The cBioPortal community and The Hyve have always championed Open Source and Open Data. Now that the FAIR principles for data stewardship are gaining momentum, we cannot stay behind! To take a small step towards FAIR compliance, rich metadata functionality has been added in cBioPortal 2.1.0.
Development of this feature was sponsored by one of our pharma clients to keep track of the data provenance for their clinical trials. A structured but flexible approach ensures it can be used in any context. This will take cBioPortal one step closer to enabling FAIR compliance by taking care of the F2 FAIR principle.
Use case
Many of the questions to the cBioPortal community’s discussion group are related to how the publicly available data in the public cBioPortal was preprocessed before being loaded into the portal.

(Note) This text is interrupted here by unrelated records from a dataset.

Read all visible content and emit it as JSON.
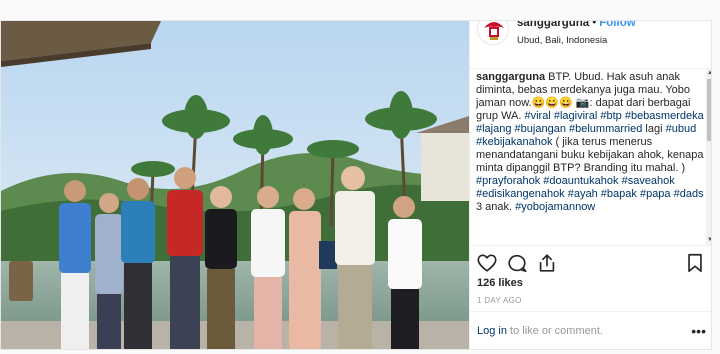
{
  "header": {
    "username": "sanggarguna",
    "separator": "•",
    "follow_label": "Follow",
    "location": "Ubud, Bali, Indonesia"
  },
  "caption": {
    "username": "sanggarguna",
    "text_1": " BTP. Ubud. Hak asuh anak diminta, bebas merdekanya juga mau. Yobo jaman now.",
    "emoji_1": "😀😀😀",
    "camera": "📷",
    "text_2": ": dapat dari berbagai grup WA. ",
    "tags_1": [
      "#viral",
      "#lagiviral",
      "#btp",
      "#bebasmerdeka",
      "#lajang",
      "#bujangan",
      "#belummarried"
    ],
    "text_3": " lagi ",
    "tags_2": [
      "#ubud",
      "#kebijakanahok"
    ],
    "text_4": " ( jika terus menerus menandatangani buku kebijakan ahok, kenapa minta dipanggil BTP? Branding itu mahal. ) ",
    "tags_3": [
      "#prayforahok",
      "#doauntukahok",
      "#saveahok",
      "#edisikangenahok",
      "#ayah",
      "#bapak",
      "#papa",
      "#dads"
    ],
    "text_5": " 3 anak. ",
    "tags_4": [
      "#yobojamannow"
    ]
  },
  "actions": {
    "like_icon": "heart-icon",
    "comment_icon": "comment-icon",
    "share_icon": "share-icon",
    "save_icon": "bookmark-icon"
  },
  "stats": {
    "likes": "126 likes",
    "time_ago": "1 DAY AGO"
  },
  "footer": {
    "login_link": "Log in",
    "login_rest": " to like or comment.",
    "more": "•••"
  },
  "colors": {
    "accent": "#3897f0",
    "hashtag": "#003569",
    "muted": "#999999"
  }
}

Before this feature was released, the metadata fields that were supported only included title, description and a reference to the accompanying publication, if any.
Rich Metadata
cBioPortal is used in many different contexts, with both public and private data coming from a variety of sources. For clinical trials run by pharma companies, different metadata needs to be stored when compared to data coming from public sources. To support all use cases, we needed to support metadata in any structure and we decided not to have any constraints. We do allow users to implement their own constraints on the metadata that they associate with their data to achieve uniformity for their study metadata.
How does it work?
It is quite simple actually. Metadata can be included when loading the study and will be shown in the cBioPortal front end. The supported formats for importing the metadata are JSON (for metadata that is automatically generated) and YAML (for metadata that is created by human beings).
The image on the left side shows the metadata that is imported, the image on the right shows the result rendered in the front end.
Next step
The next step would be to create metadata for all the public studies that are in the public portal. This would be a task for the data curators, as they know the data and metadata inside out and can retrace the steps taken before loading the data into cBioPortal. This way the data provenance can be recorded in a structured fashion.